Evitato un bivio che scende verso la Gran Croce si svolta a sinistra al successivo iniziando la lunga ascesa.

Dopo poche centinaia di metri si ignora la strada proveniente dai laghi del Roterel per iniziare una lunga serie di tornanti che fanno rapidamente prendere quota alla carrareccia.

In prossimità del terzo chilometro un’evidente traccia di sentiero raggiunge in poche decine di metri la porta garitta addossata alla parete rocciosa della batteria in caverna B2 armata con quattro cannoni da 75 mm su affusto ruotato.

Ritornati sul percorso principale si prosegue in leggera salita affrontando una lunga serie di tornanti fino a giungere su un ampio pianoro dove sorgono i ruderi dei tre grandi ricoveri del Giaset costruiti nel 1889 per ospitare le numerose truppe di guarnigione alle diverse postazioni campali dei dintorni. Raggiunto un ultimo bivio si trascura il ramo di sinistra che conduce al lago Bianc per salire nello sterile roccioso vallone che termina con il colletto del Malamot.In prossimità del colle sorgono tre piccoli centri in caverna raggiungibili e visitabili negli interni con una digressione di poche centinai di metri.

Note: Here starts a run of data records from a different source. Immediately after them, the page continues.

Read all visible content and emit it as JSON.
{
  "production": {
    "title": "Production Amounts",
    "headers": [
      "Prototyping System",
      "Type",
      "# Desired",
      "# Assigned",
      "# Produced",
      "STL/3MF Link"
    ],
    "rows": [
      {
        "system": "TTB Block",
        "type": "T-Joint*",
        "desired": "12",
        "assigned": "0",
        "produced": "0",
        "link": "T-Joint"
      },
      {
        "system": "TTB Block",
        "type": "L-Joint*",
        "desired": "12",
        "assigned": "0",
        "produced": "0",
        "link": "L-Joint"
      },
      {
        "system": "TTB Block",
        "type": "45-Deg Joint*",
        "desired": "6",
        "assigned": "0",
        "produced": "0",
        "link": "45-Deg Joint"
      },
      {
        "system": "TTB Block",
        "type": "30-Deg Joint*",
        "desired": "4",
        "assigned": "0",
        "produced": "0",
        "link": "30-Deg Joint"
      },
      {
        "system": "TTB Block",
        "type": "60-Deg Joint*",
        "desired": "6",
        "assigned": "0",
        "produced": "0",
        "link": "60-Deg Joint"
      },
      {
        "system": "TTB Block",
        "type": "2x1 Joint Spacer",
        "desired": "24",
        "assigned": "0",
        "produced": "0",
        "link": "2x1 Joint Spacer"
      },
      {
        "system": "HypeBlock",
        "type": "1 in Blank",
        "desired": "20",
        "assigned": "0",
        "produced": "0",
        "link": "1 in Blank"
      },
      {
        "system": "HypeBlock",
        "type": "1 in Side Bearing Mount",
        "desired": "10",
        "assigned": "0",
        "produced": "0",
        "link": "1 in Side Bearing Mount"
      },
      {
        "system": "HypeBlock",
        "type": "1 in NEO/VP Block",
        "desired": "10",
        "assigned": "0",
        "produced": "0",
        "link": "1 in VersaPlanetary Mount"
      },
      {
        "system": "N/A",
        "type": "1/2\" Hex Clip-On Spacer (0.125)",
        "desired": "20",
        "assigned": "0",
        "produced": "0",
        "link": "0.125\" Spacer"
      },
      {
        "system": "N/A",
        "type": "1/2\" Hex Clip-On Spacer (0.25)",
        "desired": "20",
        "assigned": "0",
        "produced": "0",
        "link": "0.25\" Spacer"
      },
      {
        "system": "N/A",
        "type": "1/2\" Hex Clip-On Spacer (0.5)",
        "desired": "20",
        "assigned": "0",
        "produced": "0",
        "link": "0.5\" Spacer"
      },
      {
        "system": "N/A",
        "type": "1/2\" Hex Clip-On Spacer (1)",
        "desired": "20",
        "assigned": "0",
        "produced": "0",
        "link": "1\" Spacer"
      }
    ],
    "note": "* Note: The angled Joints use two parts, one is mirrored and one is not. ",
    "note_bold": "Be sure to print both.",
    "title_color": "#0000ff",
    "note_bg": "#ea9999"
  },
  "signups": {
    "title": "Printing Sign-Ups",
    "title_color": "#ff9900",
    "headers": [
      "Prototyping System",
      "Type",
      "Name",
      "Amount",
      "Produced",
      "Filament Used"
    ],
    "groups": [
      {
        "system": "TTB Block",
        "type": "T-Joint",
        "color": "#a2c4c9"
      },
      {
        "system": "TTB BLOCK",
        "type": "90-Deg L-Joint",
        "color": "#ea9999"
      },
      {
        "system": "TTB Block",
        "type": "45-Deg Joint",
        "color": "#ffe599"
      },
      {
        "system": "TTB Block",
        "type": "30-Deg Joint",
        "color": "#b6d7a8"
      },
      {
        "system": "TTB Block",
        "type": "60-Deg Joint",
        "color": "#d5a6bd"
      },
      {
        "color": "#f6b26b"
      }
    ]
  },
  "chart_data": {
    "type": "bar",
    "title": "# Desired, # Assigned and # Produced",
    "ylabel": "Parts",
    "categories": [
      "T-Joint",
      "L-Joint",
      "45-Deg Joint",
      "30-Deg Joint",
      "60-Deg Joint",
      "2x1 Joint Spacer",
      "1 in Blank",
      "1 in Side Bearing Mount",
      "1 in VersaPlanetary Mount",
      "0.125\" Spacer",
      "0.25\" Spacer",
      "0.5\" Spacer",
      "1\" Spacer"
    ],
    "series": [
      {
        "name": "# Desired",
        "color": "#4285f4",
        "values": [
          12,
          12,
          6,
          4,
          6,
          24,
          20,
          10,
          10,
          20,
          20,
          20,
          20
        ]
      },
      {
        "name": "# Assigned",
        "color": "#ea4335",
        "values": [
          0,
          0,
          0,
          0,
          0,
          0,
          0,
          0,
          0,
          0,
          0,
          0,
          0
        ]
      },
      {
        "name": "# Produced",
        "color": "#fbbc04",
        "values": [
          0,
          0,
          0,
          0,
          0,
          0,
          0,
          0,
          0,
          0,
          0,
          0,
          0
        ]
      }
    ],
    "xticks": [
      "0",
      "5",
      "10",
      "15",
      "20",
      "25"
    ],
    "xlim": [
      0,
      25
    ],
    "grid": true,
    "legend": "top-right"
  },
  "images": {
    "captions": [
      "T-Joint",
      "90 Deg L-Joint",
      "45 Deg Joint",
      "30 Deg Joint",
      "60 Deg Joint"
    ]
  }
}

Scendendo verso nord lungo la mulattiera per la Pattacroce si incontra, dopo pochi minuti, l’evidente torretta metallica del centro 9, resistente ai medi calibri e munita di quattro aperture protette da scudi ruotanti; questa cupola corazzata pesava fino a 16 tonnellate e permetteva l’installazione di due mitragliatrici contemporaneamente. L’opera venne costruita nella prima metà degli anni trenta a 2700 m di quota ed era armata con cinque mitragliatrici e servita da trenta uomini.

A nord-ovest del colletto su di una piccola altura tondeggiante, si nota  un’altra torretta metallica per mitragliatrice fiat appartenente al centro 8, una piccola installazione con tre postazioni e un piccolo ricovero sotterraneo in ottime condizioni.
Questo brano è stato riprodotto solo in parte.